For us, this was the right tradeoff. In production, predictability matters more than adaptability. We want the model to reliably execute the workflow we designed, not creatively reinterpret it.

If you need the model to adapt, you can build that into individual steps. A step that says "evaluate the draft; if it scores below 7, revise and re-evaluate" gives the model local autonomy within a bounded scope. The step is a sandbox for creativity, not an open field.

What we shipped

The Responses API (POST /api/v1/responses) accepts a steps[] array. Each step has a prompt, optional tool scope, and optional max step count for tool loops within the step.
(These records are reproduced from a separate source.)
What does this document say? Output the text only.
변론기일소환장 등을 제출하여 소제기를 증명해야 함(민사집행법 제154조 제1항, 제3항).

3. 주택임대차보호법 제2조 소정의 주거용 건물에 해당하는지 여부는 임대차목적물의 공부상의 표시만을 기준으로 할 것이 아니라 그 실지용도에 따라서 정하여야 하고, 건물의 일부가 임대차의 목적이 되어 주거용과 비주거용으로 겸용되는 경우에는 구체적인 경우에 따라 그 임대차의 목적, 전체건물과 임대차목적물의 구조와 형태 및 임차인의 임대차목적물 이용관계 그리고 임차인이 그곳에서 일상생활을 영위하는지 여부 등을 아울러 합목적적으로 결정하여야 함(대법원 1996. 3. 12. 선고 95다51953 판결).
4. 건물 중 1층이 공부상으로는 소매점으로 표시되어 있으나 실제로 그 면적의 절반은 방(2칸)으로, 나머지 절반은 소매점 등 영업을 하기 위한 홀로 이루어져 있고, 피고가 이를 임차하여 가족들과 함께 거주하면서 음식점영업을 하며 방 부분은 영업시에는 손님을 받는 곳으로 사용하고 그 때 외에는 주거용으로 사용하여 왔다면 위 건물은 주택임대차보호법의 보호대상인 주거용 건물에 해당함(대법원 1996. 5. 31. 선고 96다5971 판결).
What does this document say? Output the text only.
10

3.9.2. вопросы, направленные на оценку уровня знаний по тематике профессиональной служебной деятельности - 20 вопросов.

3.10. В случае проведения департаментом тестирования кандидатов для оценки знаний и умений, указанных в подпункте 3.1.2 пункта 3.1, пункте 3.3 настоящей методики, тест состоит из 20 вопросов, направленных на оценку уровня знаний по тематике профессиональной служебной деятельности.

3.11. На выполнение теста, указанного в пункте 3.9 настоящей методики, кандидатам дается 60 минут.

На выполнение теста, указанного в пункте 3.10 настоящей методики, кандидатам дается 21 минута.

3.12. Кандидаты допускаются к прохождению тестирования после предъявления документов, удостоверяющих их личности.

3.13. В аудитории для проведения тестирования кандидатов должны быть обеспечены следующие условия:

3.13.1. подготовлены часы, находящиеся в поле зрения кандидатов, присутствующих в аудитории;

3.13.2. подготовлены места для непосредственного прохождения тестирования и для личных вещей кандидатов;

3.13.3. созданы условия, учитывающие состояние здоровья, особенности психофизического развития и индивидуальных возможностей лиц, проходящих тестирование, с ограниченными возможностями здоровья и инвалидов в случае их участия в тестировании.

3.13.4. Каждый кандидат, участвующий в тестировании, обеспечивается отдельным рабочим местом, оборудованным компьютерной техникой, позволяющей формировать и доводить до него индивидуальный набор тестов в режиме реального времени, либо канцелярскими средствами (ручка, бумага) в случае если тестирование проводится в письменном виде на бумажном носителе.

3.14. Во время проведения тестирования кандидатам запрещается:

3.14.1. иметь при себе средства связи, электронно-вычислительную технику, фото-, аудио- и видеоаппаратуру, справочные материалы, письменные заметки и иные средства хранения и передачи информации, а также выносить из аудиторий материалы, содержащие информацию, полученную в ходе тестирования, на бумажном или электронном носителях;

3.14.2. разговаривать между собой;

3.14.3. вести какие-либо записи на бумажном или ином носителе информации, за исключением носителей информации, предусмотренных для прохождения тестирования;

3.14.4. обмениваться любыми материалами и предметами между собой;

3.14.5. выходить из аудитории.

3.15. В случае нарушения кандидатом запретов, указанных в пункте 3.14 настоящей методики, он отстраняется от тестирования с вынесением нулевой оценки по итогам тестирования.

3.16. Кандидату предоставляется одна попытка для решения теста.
For developers who don't need step-based orchestration, the endpoint also accepts messages[] for a simpler, single-step experience. And POST /api/v1/chat/completions provides a standard OpenAI-compatible interface for drop-in migration.

Both endpoints support Personize's governance (SmartGuidelines), memory (recall and memorize), and BYOK (bring your own LLM key for direct provider access to OpenAI, Anthropic, Google, and others).

The step orchestrator, the tool splitter, and the client tool execution loop are all open components. The SDK handles the requires_action loop automatically, so from the developer's perspective, client-executed tools look like local function calls.

None of this is a new idea. Structured prompting, prompt chaining, and orchestration frameworks all explore aspects of it. What worked for us was the specific combination: sequential steps with shared context, scoped tool access, client-executed tools, and the observation that steps produce multi-agent behavior without multi-agent complexity. messages[] made sense when LLMs were chatbots. For agents doing repeatable work, we found that the instruction is the right unit of composition.